Myers, 461 U.S. 138, 145, 103 S.Ct. 1684, 75 L.Ed.2d 708 (1983).  Such speech is 
protected by the First Amendment even though the speaker or writer was motivated 
by hatred or ill-will.  See Hustler Magazine v. Falwell, 485 U.S. 46, 53, 108 S.Ct. 
876, 99 L.Ed.2d 41 (1988) (“while * * * a bad motive may be deemed controlling 
for purposes of tort liability in other areas of the law, we think the First Amendment 
prohibits such a result in the area of public debate about public figures”); see also 
Garrison v.
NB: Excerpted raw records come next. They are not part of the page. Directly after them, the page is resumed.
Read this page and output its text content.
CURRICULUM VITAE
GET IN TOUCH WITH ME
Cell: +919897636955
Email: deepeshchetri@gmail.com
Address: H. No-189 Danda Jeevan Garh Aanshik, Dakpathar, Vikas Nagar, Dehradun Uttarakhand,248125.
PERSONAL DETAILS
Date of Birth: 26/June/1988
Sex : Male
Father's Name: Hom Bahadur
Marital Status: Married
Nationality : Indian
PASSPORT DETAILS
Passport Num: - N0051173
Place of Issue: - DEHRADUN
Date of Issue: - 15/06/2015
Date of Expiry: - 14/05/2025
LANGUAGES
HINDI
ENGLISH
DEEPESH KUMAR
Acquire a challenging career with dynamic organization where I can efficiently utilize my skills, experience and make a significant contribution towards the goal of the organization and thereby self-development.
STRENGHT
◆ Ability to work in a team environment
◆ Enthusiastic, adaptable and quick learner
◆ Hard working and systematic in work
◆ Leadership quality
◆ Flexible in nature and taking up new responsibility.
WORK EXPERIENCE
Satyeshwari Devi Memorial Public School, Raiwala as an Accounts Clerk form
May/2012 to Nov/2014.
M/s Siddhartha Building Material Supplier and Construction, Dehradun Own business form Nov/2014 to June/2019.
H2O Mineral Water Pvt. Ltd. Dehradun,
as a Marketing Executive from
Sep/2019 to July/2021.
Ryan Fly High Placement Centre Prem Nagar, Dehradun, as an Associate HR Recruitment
Louisiana, 379 U.S. 64, 73, 85 S.Ct. 209, 13 L.Ed.2d 125 (1964). 
{¶ 59} In any case, our role here is not to pass judgment on the truth, 
plausibility, or First Amendment value of Rasawehr’s allegations.  To the extent 
his statements involve matters of both private and public concern, we cannot 
discount the First Amendment protection afforded to that expression.  We most 
assuredly have no license to recognize some new category of unprotected speech 
based on its supposed value.  Rejecting such a “free-floating test for First 
Amendment coverage,” the United States Supreme Court declared in Stevens, 559 
U.S. at 470, 130 S.Ct. 1577, 176 L.Ed.2d 435, that the First Amendment’s 
guarantee of free speech “does not extend only to categories of speech that survive 
an ad hoc balancing of relative social costs and benefits.”  “Our decisions * * * 
SUPREME COURT OF OHIO 
 
26 
cannot be taken as establishing a freewheeling authority to declare new categories 
of speech outside the scope of the First Amendment.”  Id. at 472. 
{¶ 60} Prior restraints on First Amendment expression are presumptively 
unconstitutional.  Because paragraph nine of the CSPOs is content based and does 
not survive strict scrutiny, we hereby vacate those portions of paragraph nine that 
enjoin Rasawehr from future postings about appellees or that express, imply, or 
suggest that appellees were culpable in the deaths of their husbands. 
IV.  CONCLUSION 
{¶ 61} The CSPOs issued here undoubtedly sought to provide some 
measure of relief to appellees for the mental distress they experienced because of 
Rasawehr’s public accusations.  But the means chosen to provide that relief—with 
its virtually unlimited restraint on the content of future postings about appellees—
went far beyond anything that the factual record before us can sustain and the First 
Amendment can tolerate.  We therefore reverse the judgment of the Third District 
Court of Appeals to the extent that it upheld the trial court’s CSPOs enjoining future 
postings about appellees or postings that express, imply, or suggest that appellees 
were culpable in the deaths of their husbands, and we vacate those provisions of 
paragraph nine that prohibited such future postings and remand this matter to the 
trial court for further proceedings consistent with this opinion. 
Judgment reversed in part  
and cause remanded. 
O’CONNOR, C.J., and KENNEDY, FRENCH, FISCHER, DEWINE, and 
STEWART, JJ., concur. 
_________________ 
 
Miltner Reed, L.L.C., Ryan K. Miltner, and Kristine H. Reed, for appellees. 
 
Sawan & Sawan, L.L.C., and Dennis E. Sawan, for appellant. 
January Term, 2020 
 
27 
 
Legal Aid Society of Cleveland, Alexandria M. Ruden, Haley K. Martinelli, 
and Tonya D. Whitsett; and Micaela C. Deming, urging affirmance for amici curiae 
Legal Aid Society of Cleveland and Ohio Domestic Violence Network. 
 
Scott & Cyan Banister First Amendment Clinic, UCLA School of Law and 
Eugene Volokh; and Law Office of Karin L. Coble and Karin L. Coble, urging 
reversal for amici curiae Electronic Frontier Foundation, 1851 Center for 
Constitutional Law, and Professors Jonathan Entin, David F. Forte, Andrew 
Geronimo, Raymond Ku, Stephen Lazarus, Kevin Francis O’Neill, Margaret 
Tarkington, Aaron H. Caplan, and Eugene Volokh. 
 
Fritz Byers, urging reversal for amicus curiae Block Communications, Inc.